We can change ourselves in time by tasting other boxes, or throwing a way the things that are too tight for our liking, yet we are limited. We have the possibility of freedom, the possibility of becoming, yet we are not free to pursue everything at the same time, we naturally want the things that fit ourselves, the box that we are, and other things don't bring us much joy, no matter how heroic of an act of freedom we might be manifesting while escaping the "prison" of our previous identity.

On our road of manifesting our freedom, we want to be open, we want to embrace change, we want to discover and explore new things, new attitudes, new preferences, but something has to remain stable. Not the same thing all the time. We can't change everything at once, no matter how fluid our identities.
The thing we might not change, when we think we are changing everything, might very well be the idea of change, the internal observer, our very detachment.

Yet detachment is a box in itself. An attitude. It might feel like the secret weapon that has help you not fall, but it is also the drive that keeps you away from the things you want to stay in, because they are you, they represent what you need and like. Detachment lures you further, it whispers seductively into your ear that you can't possibly stay here, that there might be more to see, while not letting you feel the boxes you are passing through.
But there is no depth in an escape that is detached, that comes from fear. Those escapes just make you keep on running.

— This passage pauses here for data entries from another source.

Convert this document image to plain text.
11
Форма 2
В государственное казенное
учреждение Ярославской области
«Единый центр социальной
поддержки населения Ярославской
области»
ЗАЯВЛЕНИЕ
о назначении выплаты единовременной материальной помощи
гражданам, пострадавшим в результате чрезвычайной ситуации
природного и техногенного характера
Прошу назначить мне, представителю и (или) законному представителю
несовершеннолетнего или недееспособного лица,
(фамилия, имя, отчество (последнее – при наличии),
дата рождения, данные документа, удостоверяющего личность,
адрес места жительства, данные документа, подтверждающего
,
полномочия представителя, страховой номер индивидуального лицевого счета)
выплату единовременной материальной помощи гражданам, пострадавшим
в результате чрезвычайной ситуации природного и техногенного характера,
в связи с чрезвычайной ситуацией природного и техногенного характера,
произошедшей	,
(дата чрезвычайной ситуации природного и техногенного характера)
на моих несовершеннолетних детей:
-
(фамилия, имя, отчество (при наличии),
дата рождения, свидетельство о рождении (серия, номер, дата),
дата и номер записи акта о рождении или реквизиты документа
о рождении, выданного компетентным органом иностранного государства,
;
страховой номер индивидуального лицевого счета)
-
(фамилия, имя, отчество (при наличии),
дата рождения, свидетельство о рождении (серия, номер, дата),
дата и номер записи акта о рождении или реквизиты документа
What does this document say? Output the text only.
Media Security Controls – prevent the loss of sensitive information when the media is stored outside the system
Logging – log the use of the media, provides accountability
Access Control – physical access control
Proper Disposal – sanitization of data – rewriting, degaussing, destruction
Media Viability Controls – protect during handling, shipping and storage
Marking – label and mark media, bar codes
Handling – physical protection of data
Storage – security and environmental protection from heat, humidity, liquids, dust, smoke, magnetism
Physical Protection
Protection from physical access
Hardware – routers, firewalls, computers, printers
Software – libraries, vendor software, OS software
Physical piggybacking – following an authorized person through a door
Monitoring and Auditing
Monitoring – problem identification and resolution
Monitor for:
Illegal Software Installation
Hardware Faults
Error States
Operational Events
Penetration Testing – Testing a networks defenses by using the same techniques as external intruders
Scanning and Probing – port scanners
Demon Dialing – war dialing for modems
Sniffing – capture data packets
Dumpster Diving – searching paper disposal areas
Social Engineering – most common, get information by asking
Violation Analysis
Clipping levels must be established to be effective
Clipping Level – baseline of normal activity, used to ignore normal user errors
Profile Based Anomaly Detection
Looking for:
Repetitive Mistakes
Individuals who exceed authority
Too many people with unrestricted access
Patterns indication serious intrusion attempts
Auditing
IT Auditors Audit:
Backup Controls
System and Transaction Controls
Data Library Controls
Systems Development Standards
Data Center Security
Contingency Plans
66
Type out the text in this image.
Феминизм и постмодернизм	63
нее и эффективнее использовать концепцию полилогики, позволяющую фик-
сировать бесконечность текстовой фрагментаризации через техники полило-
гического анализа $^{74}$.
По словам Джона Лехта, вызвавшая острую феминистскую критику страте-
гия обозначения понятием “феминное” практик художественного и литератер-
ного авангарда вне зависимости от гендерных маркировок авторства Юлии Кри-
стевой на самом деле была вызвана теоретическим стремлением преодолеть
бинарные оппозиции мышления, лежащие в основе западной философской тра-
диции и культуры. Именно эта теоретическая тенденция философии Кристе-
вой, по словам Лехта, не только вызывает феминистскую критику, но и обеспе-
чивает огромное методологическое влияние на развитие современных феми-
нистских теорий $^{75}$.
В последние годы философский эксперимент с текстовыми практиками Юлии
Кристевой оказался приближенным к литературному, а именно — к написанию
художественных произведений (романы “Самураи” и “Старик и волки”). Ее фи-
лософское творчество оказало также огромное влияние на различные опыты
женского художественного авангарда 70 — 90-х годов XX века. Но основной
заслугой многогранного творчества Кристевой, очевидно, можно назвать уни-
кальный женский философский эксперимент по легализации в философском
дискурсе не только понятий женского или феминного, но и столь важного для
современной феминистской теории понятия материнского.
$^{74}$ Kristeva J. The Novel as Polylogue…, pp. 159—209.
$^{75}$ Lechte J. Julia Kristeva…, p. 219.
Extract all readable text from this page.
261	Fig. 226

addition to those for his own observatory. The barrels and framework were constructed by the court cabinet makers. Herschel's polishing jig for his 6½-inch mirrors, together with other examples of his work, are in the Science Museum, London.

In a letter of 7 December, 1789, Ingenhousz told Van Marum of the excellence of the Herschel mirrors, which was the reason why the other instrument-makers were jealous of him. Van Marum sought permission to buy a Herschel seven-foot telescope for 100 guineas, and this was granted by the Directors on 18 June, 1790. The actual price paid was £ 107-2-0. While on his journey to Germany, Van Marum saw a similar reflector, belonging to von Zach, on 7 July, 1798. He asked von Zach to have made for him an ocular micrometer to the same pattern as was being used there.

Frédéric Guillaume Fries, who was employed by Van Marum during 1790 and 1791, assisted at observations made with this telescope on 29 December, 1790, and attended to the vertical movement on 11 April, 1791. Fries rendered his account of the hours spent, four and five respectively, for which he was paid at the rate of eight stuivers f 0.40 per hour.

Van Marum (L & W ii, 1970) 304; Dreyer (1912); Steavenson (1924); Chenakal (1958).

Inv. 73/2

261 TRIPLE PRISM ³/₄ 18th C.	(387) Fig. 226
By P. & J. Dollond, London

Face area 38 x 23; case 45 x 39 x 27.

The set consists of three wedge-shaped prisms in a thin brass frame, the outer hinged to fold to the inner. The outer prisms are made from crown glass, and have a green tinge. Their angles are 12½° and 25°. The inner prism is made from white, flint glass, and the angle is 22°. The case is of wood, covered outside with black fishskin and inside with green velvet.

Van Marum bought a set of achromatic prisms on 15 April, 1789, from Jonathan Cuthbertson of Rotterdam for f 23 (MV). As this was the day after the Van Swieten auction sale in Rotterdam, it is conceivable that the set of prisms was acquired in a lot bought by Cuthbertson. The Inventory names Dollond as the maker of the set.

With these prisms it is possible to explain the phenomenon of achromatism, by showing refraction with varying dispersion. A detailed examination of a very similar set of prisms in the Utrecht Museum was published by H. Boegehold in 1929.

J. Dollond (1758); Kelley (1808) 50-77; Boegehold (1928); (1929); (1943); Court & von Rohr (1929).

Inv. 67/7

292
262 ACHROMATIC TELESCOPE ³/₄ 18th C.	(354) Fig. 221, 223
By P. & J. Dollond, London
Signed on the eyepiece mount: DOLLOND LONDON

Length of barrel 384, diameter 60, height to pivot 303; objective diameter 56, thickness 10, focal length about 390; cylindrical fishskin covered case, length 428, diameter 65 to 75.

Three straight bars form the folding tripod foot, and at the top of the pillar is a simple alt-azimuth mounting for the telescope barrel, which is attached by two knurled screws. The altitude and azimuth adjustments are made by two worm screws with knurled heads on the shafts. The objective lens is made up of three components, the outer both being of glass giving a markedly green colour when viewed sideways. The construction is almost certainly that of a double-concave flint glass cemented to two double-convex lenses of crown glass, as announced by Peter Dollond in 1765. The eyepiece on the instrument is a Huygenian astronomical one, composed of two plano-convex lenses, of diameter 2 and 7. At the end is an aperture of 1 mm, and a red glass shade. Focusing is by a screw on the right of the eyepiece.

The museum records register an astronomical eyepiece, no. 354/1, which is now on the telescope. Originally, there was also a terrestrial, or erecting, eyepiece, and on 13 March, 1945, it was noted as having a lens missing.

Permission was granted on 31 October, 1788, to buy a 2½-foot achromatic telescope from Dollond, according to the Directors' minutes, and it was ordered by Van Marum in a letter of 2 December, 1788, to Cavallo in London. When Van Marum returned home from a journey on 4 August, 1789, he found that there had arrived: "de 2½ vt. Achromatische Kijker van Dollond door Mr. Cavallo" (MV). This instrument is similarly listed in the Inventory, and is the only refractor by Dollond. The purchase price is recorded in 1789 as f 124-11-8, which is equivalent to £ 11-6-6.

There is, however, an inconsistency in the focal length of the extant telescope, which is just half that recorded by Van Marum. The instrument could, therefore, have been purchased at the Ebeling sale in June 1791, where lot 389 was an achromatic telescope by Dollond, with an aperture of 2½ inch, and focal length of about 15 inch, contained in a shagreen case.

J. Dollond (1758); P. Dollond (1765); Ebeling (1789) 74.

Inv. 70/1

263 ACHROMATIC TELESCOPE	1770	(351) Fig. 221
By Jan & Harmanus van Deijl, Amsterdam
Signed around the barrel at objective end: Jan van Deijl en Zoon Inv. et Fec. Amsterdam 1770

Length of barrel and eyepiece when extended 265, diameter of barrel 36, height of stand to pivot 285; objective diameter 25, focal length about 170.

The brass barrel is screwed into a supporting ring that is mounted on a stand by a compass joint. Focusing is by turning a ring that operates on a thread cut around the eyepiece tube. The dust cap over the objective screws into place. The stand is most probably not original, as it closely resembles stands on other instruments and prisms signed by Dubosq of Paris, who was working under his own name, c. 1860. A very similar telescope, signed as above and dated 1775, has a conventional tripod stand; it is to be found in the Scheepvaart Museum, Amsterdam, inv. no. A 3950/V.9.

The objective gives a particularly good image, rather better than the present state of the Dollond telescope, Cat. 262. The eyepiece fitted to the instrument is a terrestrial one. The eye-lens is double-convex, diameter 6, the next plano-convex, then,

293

Where do you escape when you have escaped everything? You end up with this box of continuous escapes, which might look very much like a labyrinth. You might be the labyrinth.
Yet you can go back, grab the piece of string, trace your way, and find those exact rooms which where more than boxes to you. The rooms in which you can build, the rooms which you can enlarge, the rooms in which you are at home, and others might want to visit.
There is no point in escaping from the places that make you feel like yourself. And if you have obsessed about escape as much as I did, that comes as a revelation.

Escape was not the point to start with, but I will always have the special relationship with it. The point was being able to move, to see, and to be authentic, without constraints. Yet that is much harder of an essence to convey into one single taste, so escape has taken its place as a symbol.

The total paradox of someone focused on escape might be escape in ourselves. You never know what you have already become in the mean time, while focusing on the previous escapes. But the forever growing, adapting, changing, yet stable box of ourselves is the only box that hold us in forever, the box with that special taste - of not just having found, but feeling at home.